Melalui Kondisi Urine dan Kulit, Gejala Awal Gangguan Ginjal Bisa Dikenali
Kamis, 14 Mei 2026 14:00 WIBOleh Tim Redaksi
Ginjal memiliki peran vital dalam tubuh manusia sebagai organ penyaring racun, limbah, dan cairan berlebih dari dalam darah. Namun, kerusakan pada organ ini sering kali tidak memicu gejala yang nyata pada stadium awal, sehingga banyak orang baru menyadari masalah tersebut ketika kondisi kesehatan sudah memasuki tahap yang lebih serius.
Salah satu indikator yang paling mudah diamati sebagai tanda awal gangguan ginjal adalah perubahan pada urine. Munculnya busa atau gelembung yang sulit hilang meskipun sudah disiram berkali-kali menandakan adanya protein yang bocor ke dalam urine, sebuah kondisi yang dikenal sebagai proteinuria. Selain busa, perubahan warna menjadi kemerahan juga patut diwaspadai karena bisa menjadi indikasi adanya darah akibat peradangan.
“Yang di muda-muda sudah gagal ginjal kebanyakan itu karena penyakit ini peradangan ginjal, karena nggak pernah periksa urine. Bisa diketahuinya hanya dengan pemeriksaan, karena nggak ada gejala,” ujar Ketua Umum Pengurus Besar Perhimpunan Nefrologi Indonesia, dr Pringgodigdo Nugroho, Sp.PD-KGH.
Selain melalui pemeriksaan urine, kondisi kulit juga dapat memberikan sinyal adanya masalah pada ginjal. Rasa gatal yang terus-menerus bisa menjadi gejala penyakit mineral dan tulang yang berkaitan dengan penurunan fungsi ginjal dalam menyeimbangkan kadar mineral dalam darah. Tanda fisik lainnya yang sering muncul adalah pembengkakan atau edema pada bagian kaki, pergelangan kaki, hingga tangan akibat penumpukan cairan yang tidak mampu dibuang oleh ginjal.
Gejala lain yang kerap diabaikan namun penting untuk diperhatikan adalah meningkatnya frekuensi buang air kecil pada malam hari atau nokturia. Kondisi ini sering kali memicu gangguan tidur yang berujung pada kelelahan kronis dan kesulitan berkonsentrasi. Penderita juga mungkin merasakan sesak napas saat beraktivitas fisik serta nyeri pada bagian tulang atau sendi.

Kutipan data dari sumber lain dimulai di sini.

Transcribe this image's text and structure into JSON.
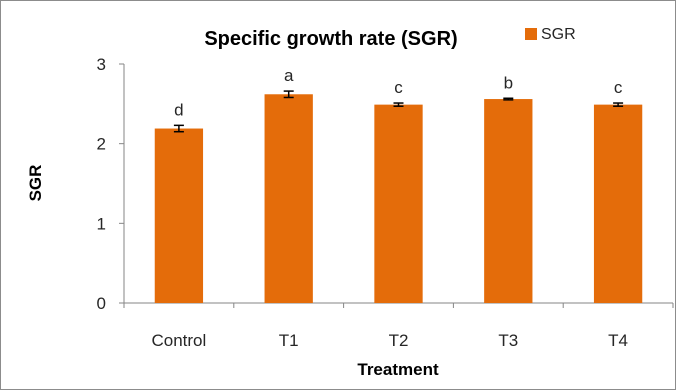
{
  "chart_data": {
    "type": "bar",
    "title": "Specific growth rate (SGR)",
    "xlabel": "Treatment",
    "ylabel": "SGR",
    "categories": [
      "Control",
      "T1",
      "T2",
      "T3",
      "T4"
    ],
    "series": [
      {
        "name": "SGR",
        "color": "#E46C0A",
        "values": [
          2.19,
          2.62,
          2.49,
          2.56,
          2.49
        ],
        "errors": [
          0.04,
          0.04,
          0.02,
          0.01,
          0.02
        ],
        "labels": [
          "d",
          "a",
          "c",
          "b",
          "c"
        ]
      }
    ],
    "ylim": [
      0,
      3
    ],
    "yticks": [
      "0",
      "1",
      "2",
      "3"
    ],
    "grid": false,
    "legend": "top-right"
  }
}
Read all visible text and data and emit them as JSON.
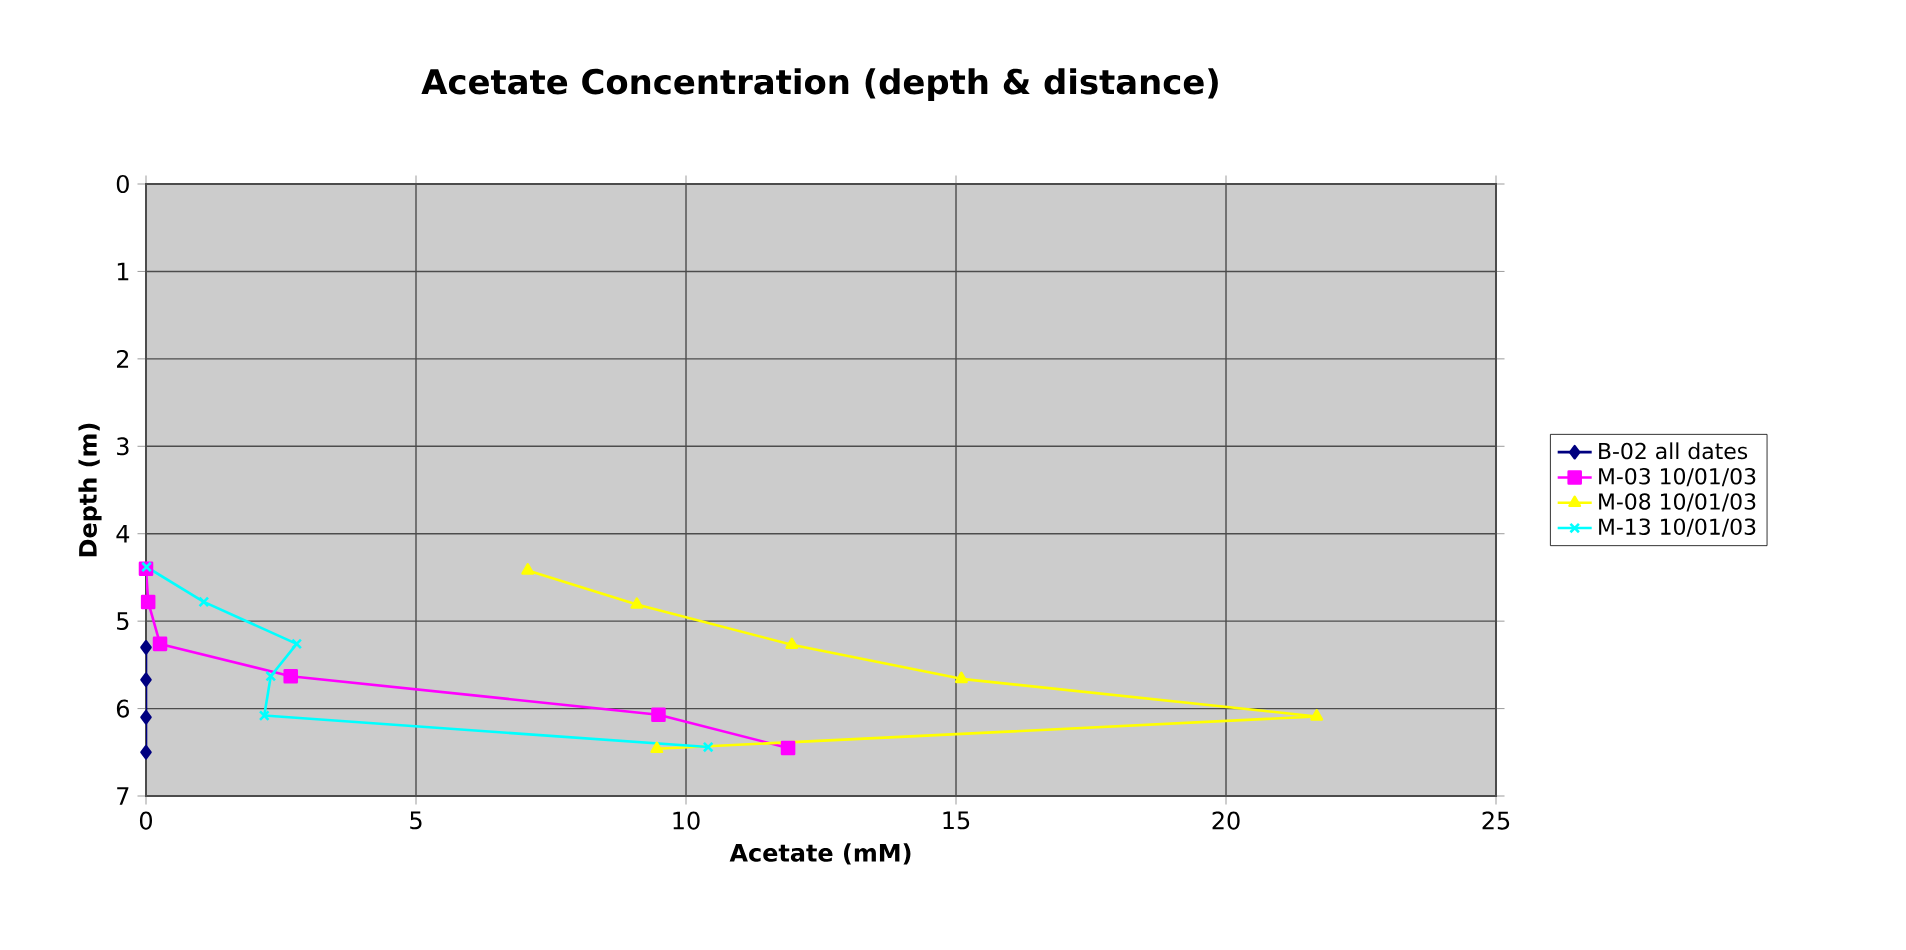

“Kalau udah berbusa, berwarna, itu udah tinggi berarti tuh (kadar kebocorannya). Biasanya berwarna kemerahan itu karena ada darah. Darah bisa dari ginjalnya atau dari salurannya. Kalau dari ginjalnya tadi karena peradangannya,” tambah dr Pringgodigdo mengingatkan pentingnya deteksi dini.
Penyakit ginjal sendiri umumnya dipicu oleh beberapa kondisi kesehatan jangka panjang, seperti tekanan darah tinggi, diabetes, serta penggunaan obat-obatan tertentu secara terus-menerus tanpa pengawasan medis. Melakukan pemeriksaan kesehatan secara rutin, terutama tes urine, menjadi langkah pencegahan paling efektif bagi mereka yang memiliki faktor risiko agar kerusakan ginjal dapat dideteksi dan ditangani sejak dini.
Mengingat dampaknya yang signifikan terhadap kualitas hidup, masyarakat diimbau untuk segera berkonsultasi dengan tenaga medis jika mengalami gejala yang menetap seperti pembengkakan tubuh, nafsu makan menurun, atau sesak napas. Penanganan lebih awal tidak hanya mencegah komplikasi yang lebih berat, tetapi juga menjaga fungsi ginjal agar tetap optimal dalam menopang kesehatan tubuh secara keseluruhan.